Others who delivered prayers included Green MP Elizabeth Kerekere, Labour MPs Naisi Chen, Marja Lubeck, Priyanca Radhakrishnan and Tangi Utikere, and Chief Justice Dame Helen Winkelmann.
The dawn service wrapped up with a spark of controversy, when a lone protester called Moana Davey, lashed out at "inequality" and "people who own 20 houses".
"Do not speak about God when there is no equality in the people," she said. "Our mokopuna deserve better! No houses, no jobs, no education - inequality not equality."
The woman, who also spoke out against abortion rights, appeared to be known to the Māori wardens, who embraced her, as she told them "it had to be said".
As the dawn service wrapped up, the attention turned to the Prime Minister's traditional breakfast served on the Treaty Grounds, where hoards of people flocked to get a glimpse of her.
Ardern was joined by her partner Clarke Gayford, Deputy Prime Minister Grant Robertson, Greens co-leaders Marama Davidson and James Shaw, and a host of other MPs who dished out sausages, bacon and eggs to attendees.
Huge crowds queued up for the breakfast and a chance to get a selfie with Ardern, despite the recent COVID-19 scare in Northland, which spooked the Māori Party enough to cancel their participation at Waitangi this year.
"I had every expectation that we might perhaps see fewer numbers for instance here at the dawn service, but while I don't have a head-count, I can tell you that certainly in terms of the breakfast, already 2500 breakfasts have already gone out - that's an increase on last year," Ardern told reporters.
"So, perhaps at this stage we're still seeing people in high numbers here."

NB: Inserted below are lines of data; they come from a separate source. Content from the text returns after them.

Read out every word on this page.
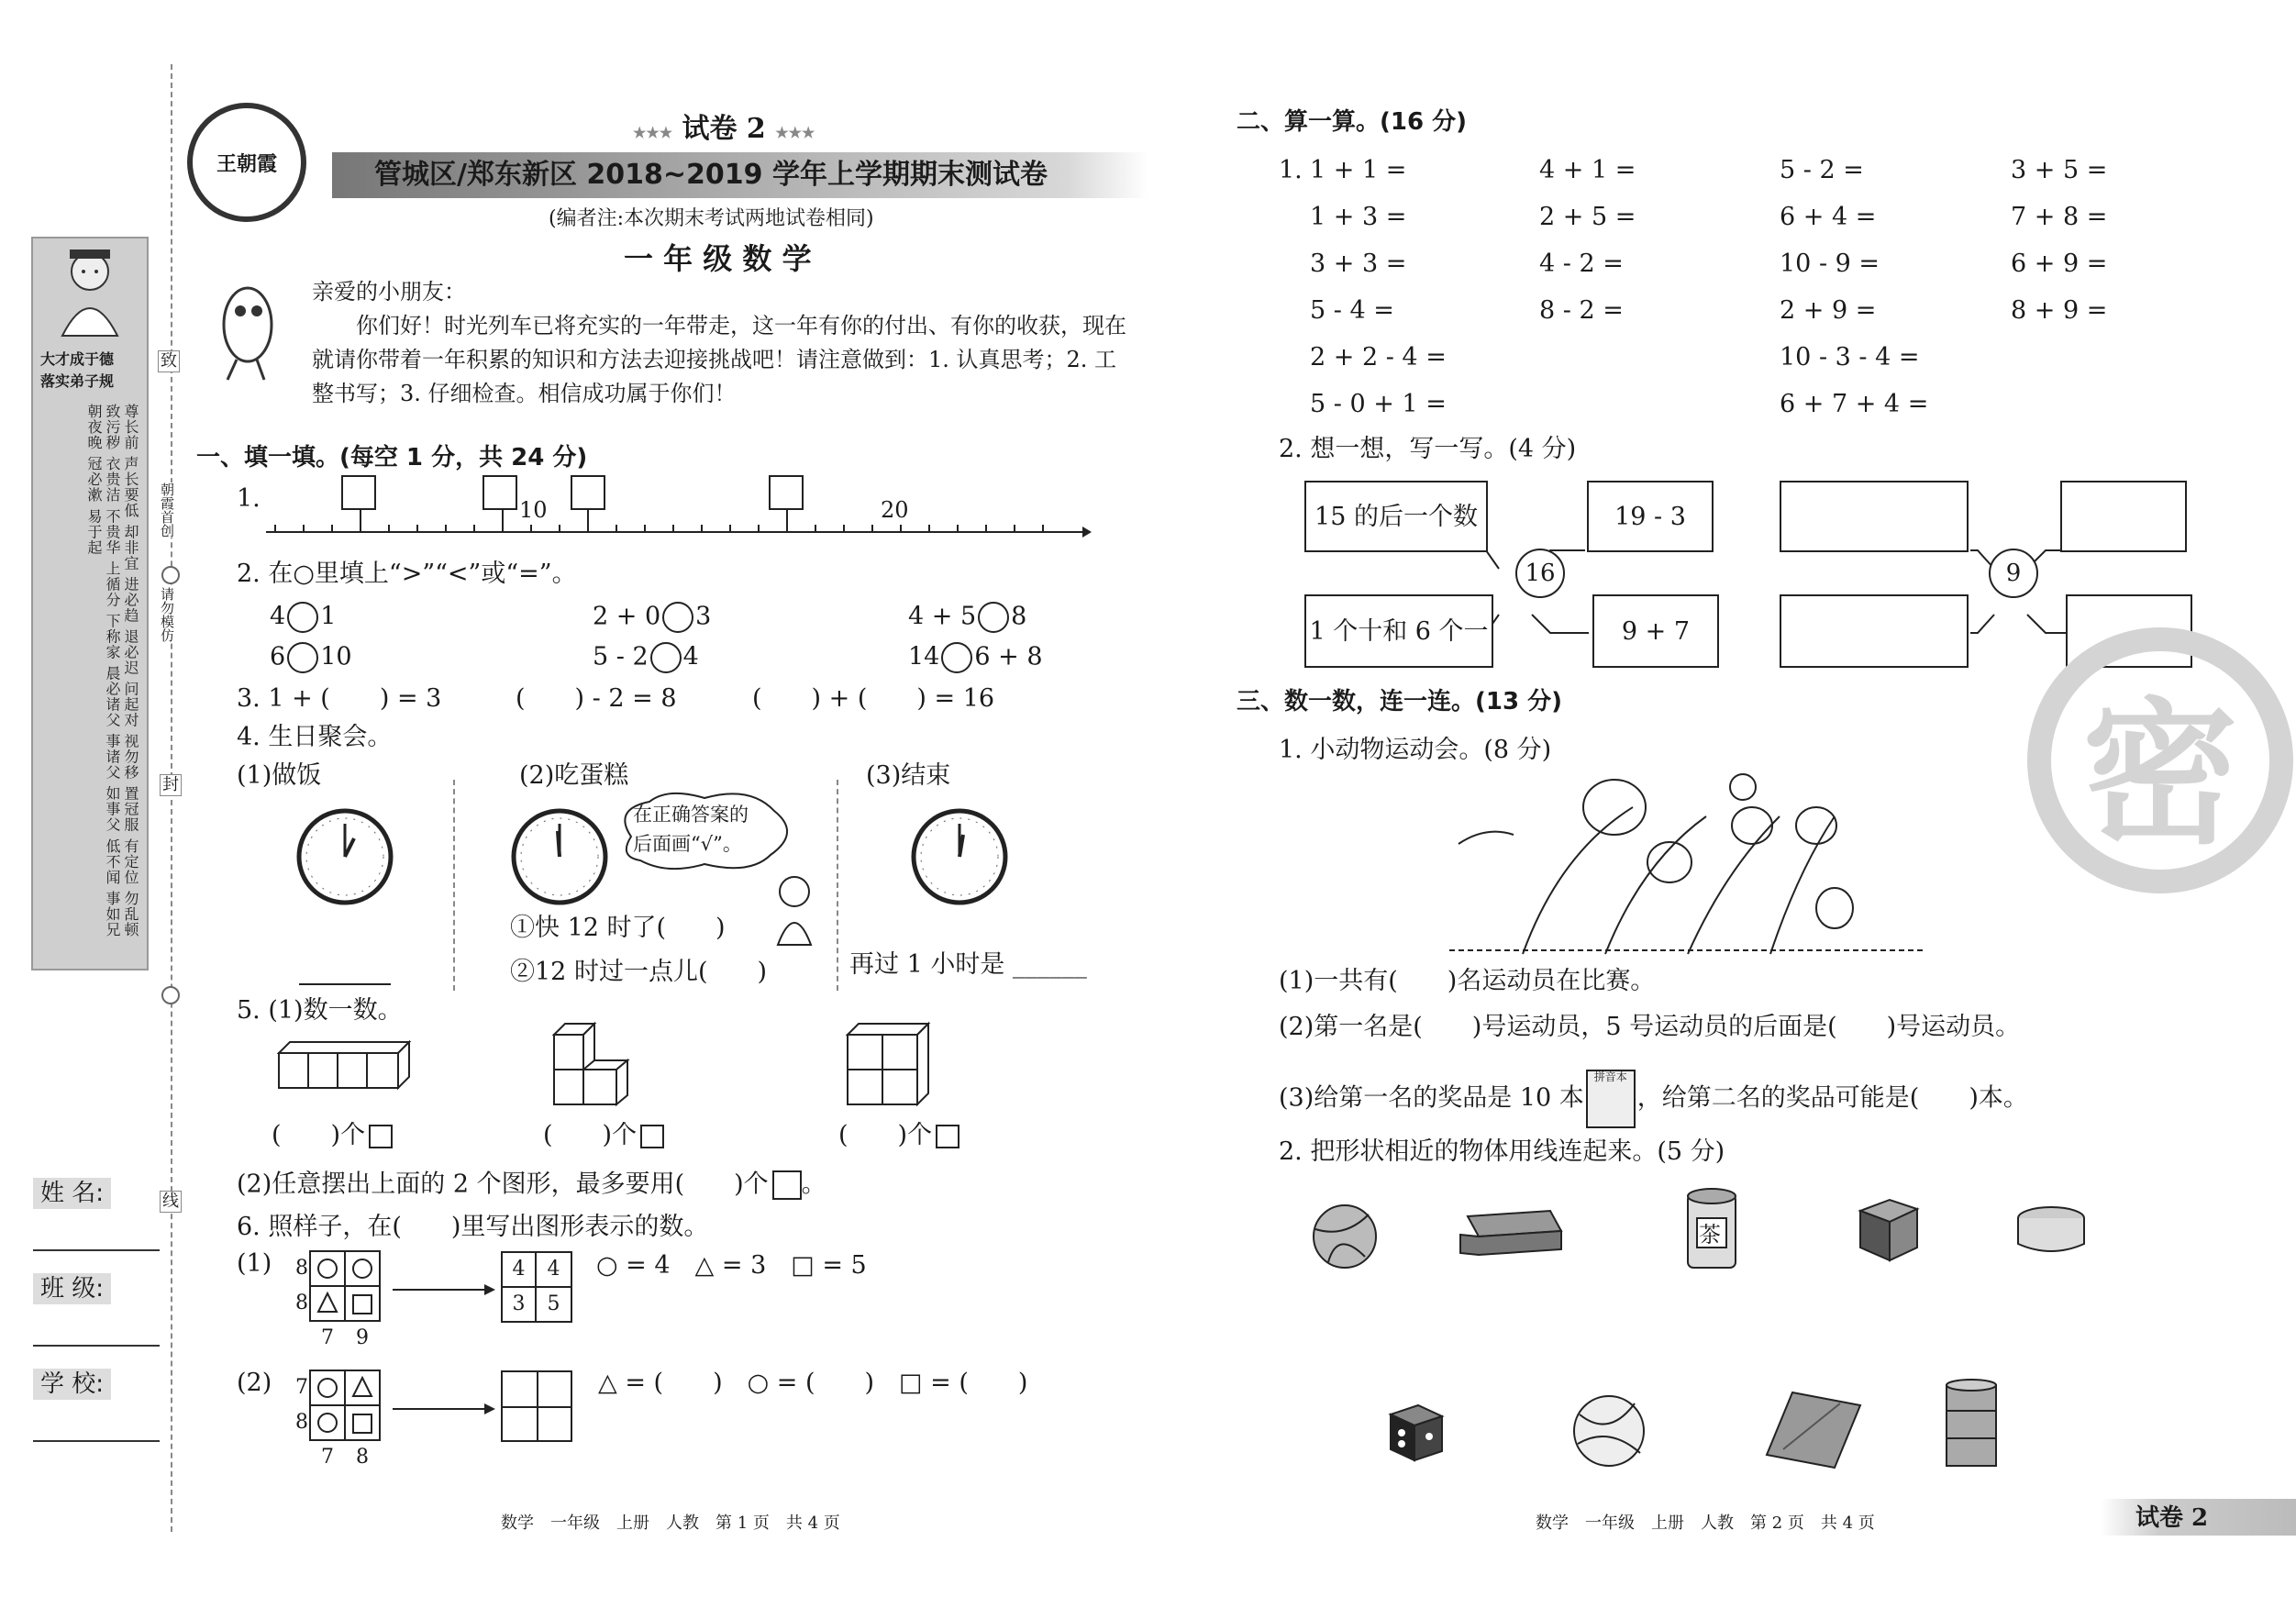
大才成于德
落实弟子规
尊长前 声长要低 却非宜 进必趋 退必迟 问起对 视勿移 置冠服 有定位 勿乱顿 致污秽 衣贵洁 不贵华 上循分 下称家 晨必诸父 事诸父 如事父 低不闻 事如兄 朝夜晚 冠必漱 易于起
致
朝霞首创
请勿模仿
封
线
姓 名:
班 级:
学 校:
王朝霞
★★★ 试卷 2 ★★★
管城区/郑东新区 2018~2019 学年上学期期末测试卷
(编者注:本次期末考试两地试卷相同)
一 年 级 数 学
亲爱的小朋友：
你们好！时光列车已将充实的一年带走，这一年有你的付出、有你的收获，现在
就请你带着一年积累的知识和方法去迎接挑战吧！请注意做到：1. 认真思考；2. 工
整书写；3. 仔细检查。相信成功属于你们！
一、填一填。(每空 1 分，共 24 分)
1.	10	20
2. 在○里填上“>”“<”或“=”。
4 1	2 + 0 3	4 + 5 8
6 10	5 - 2 4	14 6 + 8
3. 1 + (　　) = 3	(　　) - 2 = 8	(　　) + (　　) = 16
4. 生日聚会。
(1)做饭	(2)吃蛋糕	(3)结束
在正确答案的
后面画“√”。
①快 12 时了(　　)
②12 时过一点儿(　　)	再过 1 小时是 ______
5. (1)数一数。
(　　)个	(　　)个	(　　)个
(2)任意摆出上面的 2 个图形，最多要用(　　)个 。
6. 照样子，在(　　)里写出图形表示的数。
(1) 8
8
7 9
4	4
3	5
○ = 4　△ = 3　□ = 5
(2) 7
8
7 8
△ = (　　)　○ = (　　)　□ = (　　)
数学　一年级　上册　人教　第 1 页　共 4 页
二、算一算。(16 分)
1. 1 + 1 =	4 + 1 =	5 - 2 =	3 + 5 =
1 + 3 =	2 + 5 =	6 + 4 =	7 + 8 =
3 + 3 =	4 - 2 =	10 - 9 =	6 + 9 =
5 - 4 =	8 - 2 =	2 + 9 =	8 + 9 =
2 + 2 - 4 =	10 - 3 - 4 =
5 - 0 + 1 =	6 + 7 + 4 =
2. 想一想，写一写。(4 分)
15 的后一个数	19 - 3
1 个十和 6 个一	9 + 7
16	9
密
三、数一数，连一连。(13 分)
1. 小动物运动会。(8 分)
(1)一共有(　　)名运动员在比赛。
(2)第一名是(　　)号运动员，5 号运动员的后面是(　　)号运动员。
(3)给第一名的奖品是 10 本拼音本，给第二名的奖品可能是(　　)本。
2. 把形状相近的物体用线连起来。(5 分)
茶
数学　一年级　上册　人教　第 2 页　共 4 页	试卷 2
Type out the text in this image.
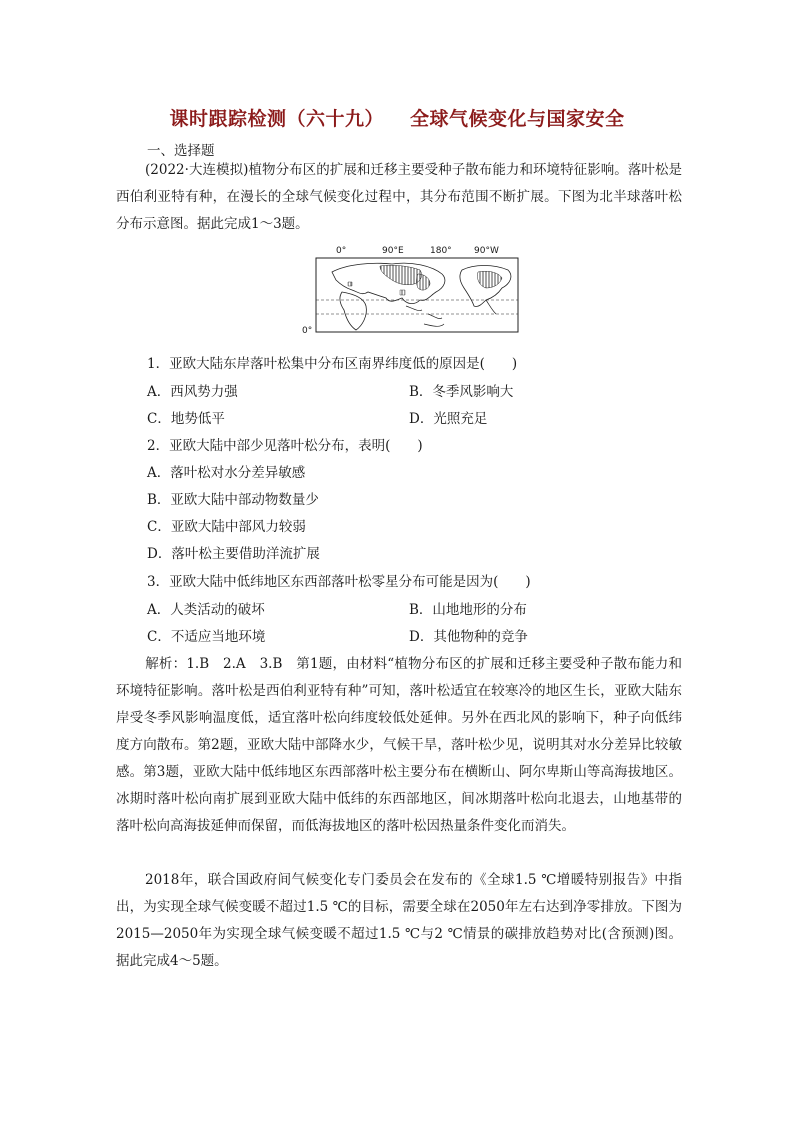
课时跟踪检测（六十九） 全球气候变化与国家安全
一、选择题
(2022·大连模拟)植物分布区的扩展和迁移主要受种子散布能力和环境特征影响。落叶松是西伯利亚特有种，在漫长的全球气候变化过程中，其分布范围不断扩展。下图为北半球落叶松分布示意图。据此完成1～3题。
0°	90°E	180° 90°W
0°
1．亚欧大陆东岸落叶松集中分布区南界纬度低的原因是(　　)
A．西风势力强	B．冬季风影响大
C．地势低平	D．光照充足
2．亚欧大陆中部少见落叶松分布，表明(　　)
A．落叶松对水分差异敏感
B．亚欧大陆中部动物数量少
C．亚欧大陆中部风力较弱
D．落叶松主要借助洋流扩展
3．亚欧大陆中低纬地区东西部落叶松零星分布可能是因为(　　)
A．人类活动的破坏	B．山地地形的分布
C．不适应当地环境	D．其他物种的竞争
解析：1.B　2.A　3.B　第1题，由材料“植物分布区的扩展和迁移主要受种子散布能力和环境特征影响。落叶松是西伯利亚特有种”可知，落叶松适宜在较寒冷的地区生长，亚欧大陆东岸受冬季风影响温度低，适宜落叶松向纬度较低处延伸。另外在西北风的影响下，种子向低纬度方向散布。第2题，亚欧大陆中部降水少，气候干旱，落叶松少见，说明其对水分差异比较敏感。第3题，亚欧大陆中低纬地区东西部落叶松主要分布在横断山、阿尔卑斯山等高海拔地区。冰期时落叶松向南扩展到亚欧大陆中低纬的东西部地区，间冰期落叶松向北退去，山地基带的落叶松向高海拔延伸而保留，而低海拔地区的落叶松因热量条件变化而消失。
2018年，联合国政府间气候变化专门委员会在发布的《全球1.5 ℃增暖特别报告》中指出，为实现全球气候变暖不超过1.5 ℃的目标，需要全球在2050年左右达到净零排放。下图为2015—2050年为实现全球气候变暖不超过1.5 ℃与2 ℃情景的碳排放趋势对比(含预测)图。据此完成4～5题。
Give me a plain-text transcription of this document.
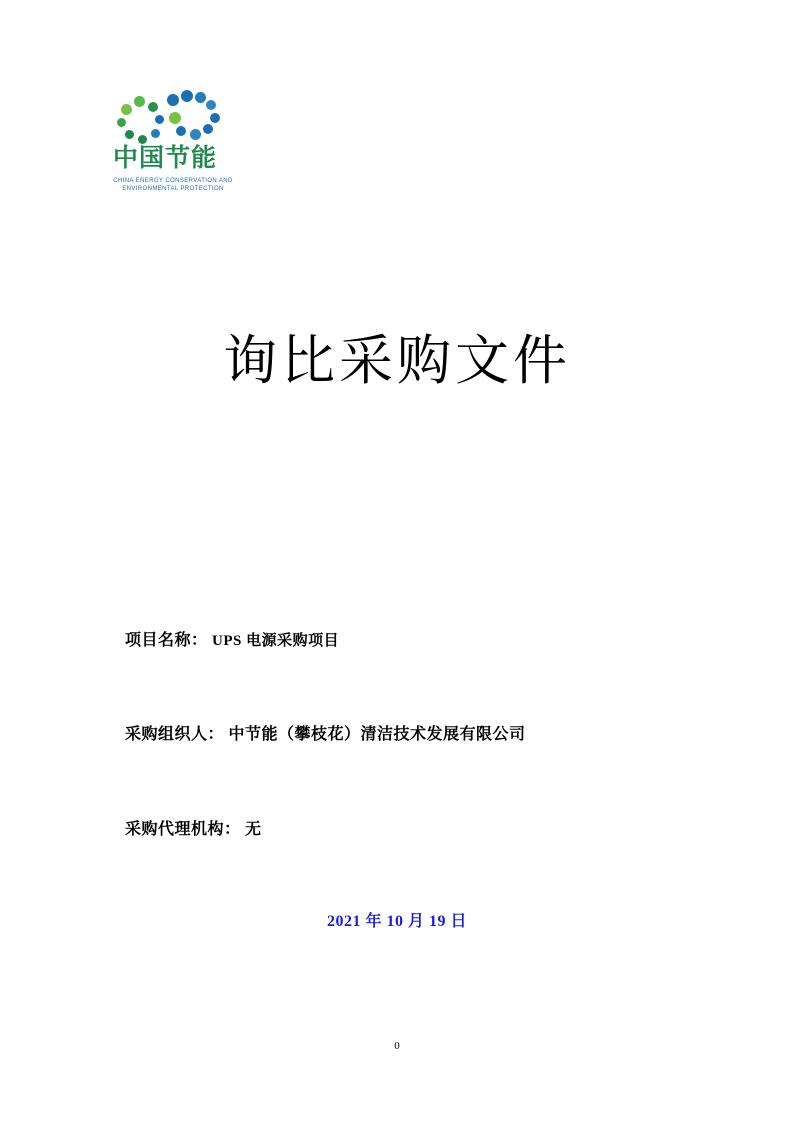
中国节能
CHINA ENERGY CONSERVATION AND
ENVIRONMENTAL PROTECTION
询比采购文件
项目名称： UPS 电源采购项目
采购组织人： 中节能（攀枝花）清洁技术发展有限公司
采购代理机构： 无
2021 年 10 月 19 日
0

Ardern said she was pleased to see so many Kiwis turn out at Waitangi this year to celebrate our national day.
"In terms of just the enthusiasm from New Zealanders who have come to experience Waitangi Day, in some cases for the first time, here on the Grounds - a fantastic environment and I think increasingly the lead-up to Waitangi is being used as a chance for good, robust debate and discussion, and that's as it should be," she said.
"I think every Waitangi Day is a chance to reflect on what has happened in the last year, how we're progressing our partnership, but also constantly looking forward with hope. You know, there are things that we need to do better but I do absolutely believe that you do get a sense of optimism about what can be achieved together."